First post

24 Sep 2022

- Mauro Aranda

So, I finally decide to set up a blog for myself, where I can, you know, write about things (mostly about code and Emacs).

But I'm writing this post before I have anything working, except the web host, the domain and that stuff. I did some research looking for a static site generator, and I'm going to try Jekyll. https://jekyllrb.com/

So this first post is going to mutate into a log about the things I had to do to finally put this first post online so no one can read it. If it doesn't work, then I might try another static site generator, or it might never see the internet.

Let's see what happens. (I don't know Ruby at all)

1. The Quickstart

Obviously, I'm going to try the quickstart at https://jekyllrb.com/docs/

1.1. Install ruby and prerequisites

I've got no ruby for local testing, so that seems to be the first step:

  sudo apt-get install ruby-full build-essential zlib1g-dev
  

Now check if that worked:

  puts "Hello World!"
  

says "Hello World!", so it's going fine.

1.2. Install RubyGems

Set up a gem installation directory.

  echo '# Install Ruby Gems to ~/gems' >> ~/.bashrc
  echo 'export GEM_HOME="$HOME/gems"' >> ~/.bashrc
  echo 'export PATH="$HOME/gems/bin:$PATH"' >> ~/.bashrc
  source ~/.bashrc
  

And now install Jekyll and Bundler.

  gem install jekyll bundler
  

Ok, 27 gems installed. Now, how do I test?

1.3. Create a Jekyll site

After cding to the directory where I want to store this test blog:

  jekyll new myblog
  

And… New jekyll site installed in …

So, cd to myblog and

  bundle exec jekyll serve
  

That gives a load error because cannot load such file – webrick (LoadError)

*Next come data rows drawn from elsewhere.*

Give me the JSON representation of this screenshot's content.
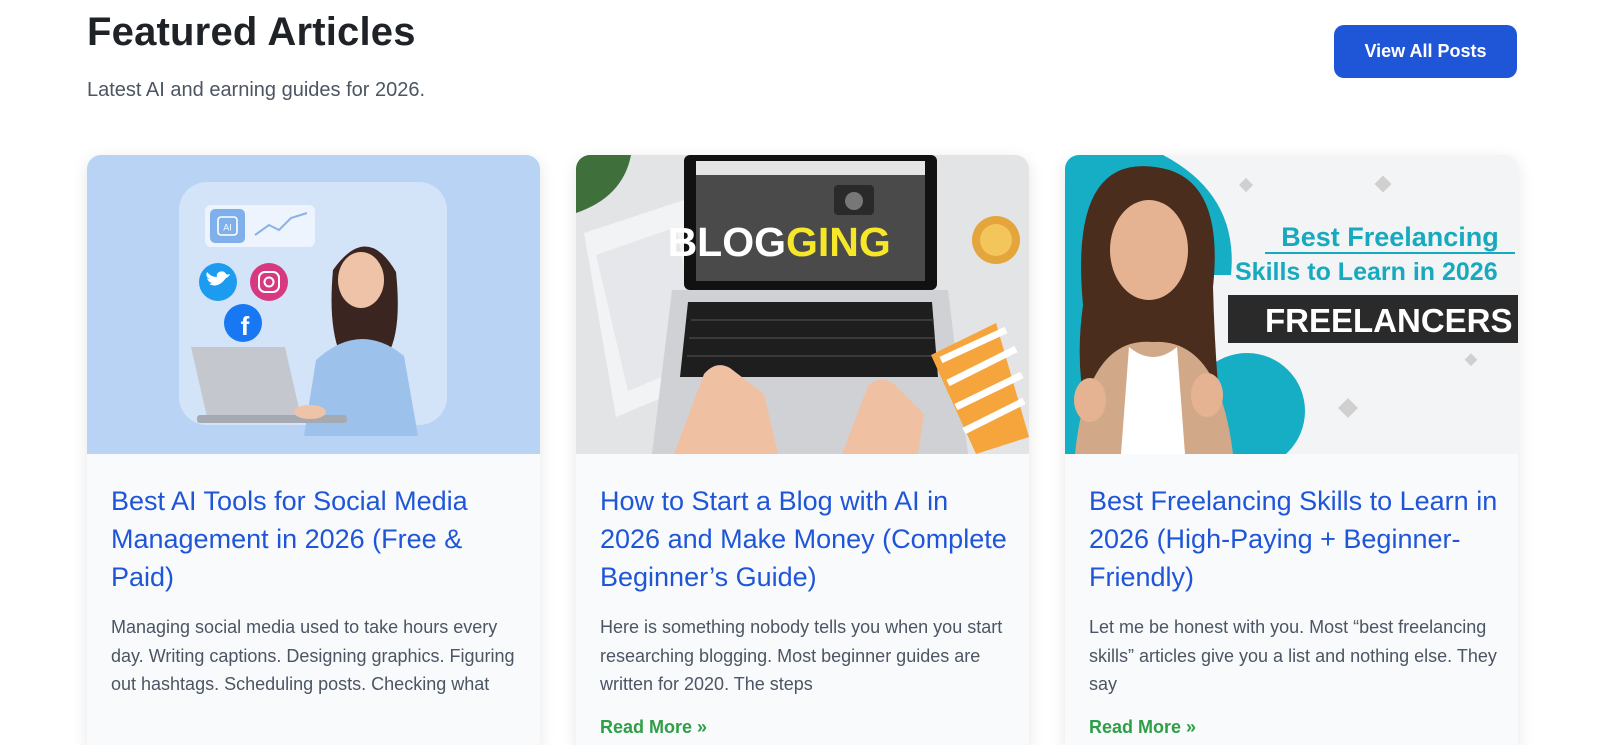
{
  "section": {
    "title": "Featured Articles",
    "subtitle": "Latest AI and earning guides for 2026.",
    "view_all_label": "View All Posts"
  },
  "articles": [
    {
      "title": "Best AI Tools for Social Media Management in 2026 (Free & Paid)",
      "excerpt": "Managing social media used to take hours every day. Writing captions. Designing graphics. Figuring out hashtags. Scheduling posts. Checking what",
      "read_more": "",
      "image_text": {
        "ai_badge": "AI"
      }
    },
    {
      "title": "How to Start a Blog with AI in 2026 and Make Money (Complete Beginner’s Guide)",
      "excerpt": "Here is something nobody tells you when you start researching blogging. Most beginner guides are written for 2020. The steps",
      "read_more": "Read More »",
      "image_text": {
        "part1": "BLOG",
        "part2": "GING"
      }
    },
    {
      "title": "Best Freelancing Skills to Learn in 2026 (High-Paying + Beginner-Friendly)",
      "excerpt": "Let me be honest with you. Most “best freelancing skills” articles give you a list and nothing else. They say",
      "read_more": "Read More »",
      "image_text": {
        "line1": "Best Freelancing",
        "line2": "Skills to Learn in 2026",
        "banner": "FREELANCERS"
      }
    }
  ],
  "colors": {
    "accent": "#1f56d8",
    "read_more": "#2e9e47",
    "card_bg": "#f8fafc"
  }
}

But fortunately, the guide says that I should

  bundle add webrick
  

And now repeating the exec command says that the server is running.

And it is! http:/localhost:4000 shows a nice empty blog.

2. Following the tutorial

Starting from here https://jekyllrb.com/docs/step-by-step/01-setup/ I followed every step to end up with a really ugly but functional blog.

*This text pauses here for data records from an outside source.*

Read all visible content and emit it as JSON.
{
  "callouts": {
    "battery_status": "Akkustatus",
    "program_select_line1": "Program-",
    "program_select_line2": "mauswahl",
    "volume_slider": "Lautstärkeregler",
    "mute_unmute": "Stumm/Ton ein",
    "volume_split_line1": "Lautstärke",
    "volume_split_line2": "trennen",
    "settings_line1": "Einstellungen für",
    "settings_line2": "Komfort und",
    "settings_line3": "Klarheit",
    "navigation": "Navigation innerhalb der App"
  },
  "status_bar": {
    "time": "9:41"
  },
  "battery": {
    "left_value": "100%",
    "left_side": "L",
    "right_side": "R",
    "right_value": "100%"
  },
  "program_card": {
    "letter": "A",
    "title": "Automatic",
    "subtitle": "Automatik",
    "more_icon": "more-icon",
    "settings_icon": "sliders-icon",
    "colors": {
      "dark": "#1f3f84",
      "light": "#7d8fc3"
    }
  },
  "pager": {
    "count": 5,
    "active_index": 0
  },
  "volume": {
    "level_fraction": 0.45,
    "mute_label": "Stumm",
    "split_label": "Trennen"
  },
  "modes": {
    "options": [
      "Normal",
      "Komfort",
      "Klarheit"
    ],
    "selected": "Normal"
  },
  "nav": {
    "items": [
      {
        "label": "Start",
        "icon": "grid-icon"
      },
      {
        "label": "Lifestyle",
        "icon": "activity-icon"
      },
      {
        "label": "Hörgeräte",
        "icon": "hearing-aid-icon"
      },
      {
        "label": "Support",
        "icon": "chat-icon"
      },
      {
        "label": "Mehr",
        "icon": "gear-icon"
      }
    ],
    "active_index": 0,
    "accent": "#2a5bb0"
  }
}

To create this post, I need to export this org file that I'm writing to markdown or something, so Jekyll can process it. But that's for later, now I'll go to configure Apache to serve this site.

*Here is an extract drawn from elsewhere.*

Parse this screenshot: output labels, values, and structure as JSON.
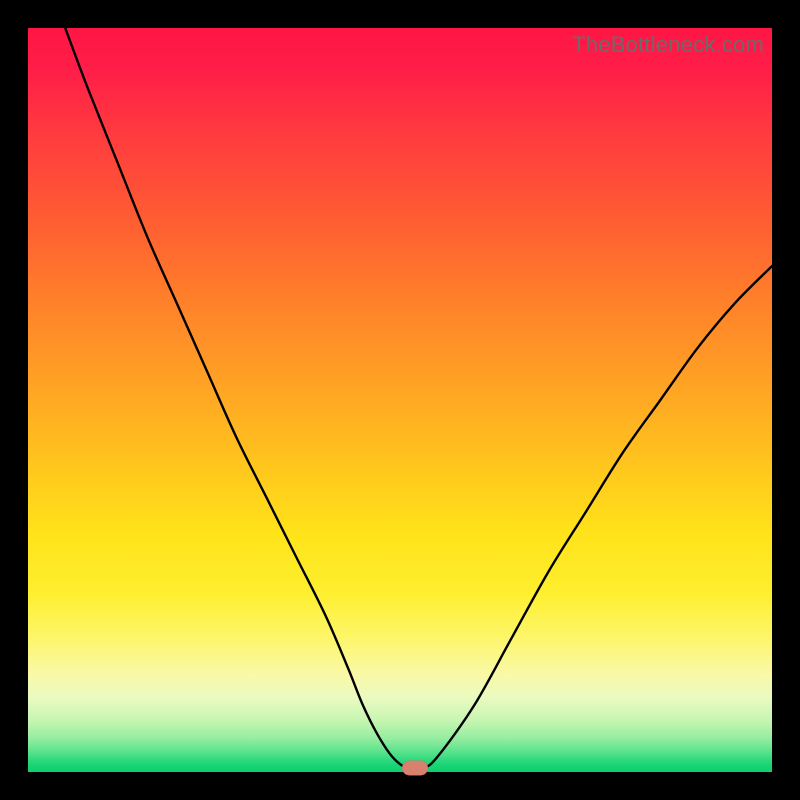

I used Tramp to copy the contents of the _site directory to the host, and now I just need to add the configuration for the new site, tell it the name, where's the root, alias static, oh my god, enable the site, aaaand: online! http://blog.mauroaranda.com

3. Customizing the blog

I've got no patience to spend a lot of time with CSS for the first post, so I'm going to use w3.css.

And after a few tweaks to the _layouts directory, I've got something good enough for a first post.

4. The publishing process

Now it's time to dive into the Org manual to figure out how to do this export thingy. I'm sure this is going to take time to make it smooth, so I'll describe what I'd like to do, but not necesssarily what I end up doing for this post.

I'm writing this post in blog/org/posts and I'd like to export it into blog/jekyll/posts with the format that Jekyll expects it (YEAR-MONTH-DAY-title.MARKUP) so I need org-publish-file to pickup the name on the fly.

Since a TOC interferes with the Jekyll Front Matter, I set org-export-with-toc to nil. Speaking about the Front Matter, I need the resulting html to begin with that, so I stick it under a EXPORT Org Block.

Next thing is that I need to figure out how to do syntax highlighting in my posts. Jekyll uses Rouge but to use that I need a way for the SRC Org blocks to export into a highlight tag. Or maybe try another way.

Anyway, that's almost what I ended up doing, and I'm pretty happy with my progress so far, so I'll end this post right now.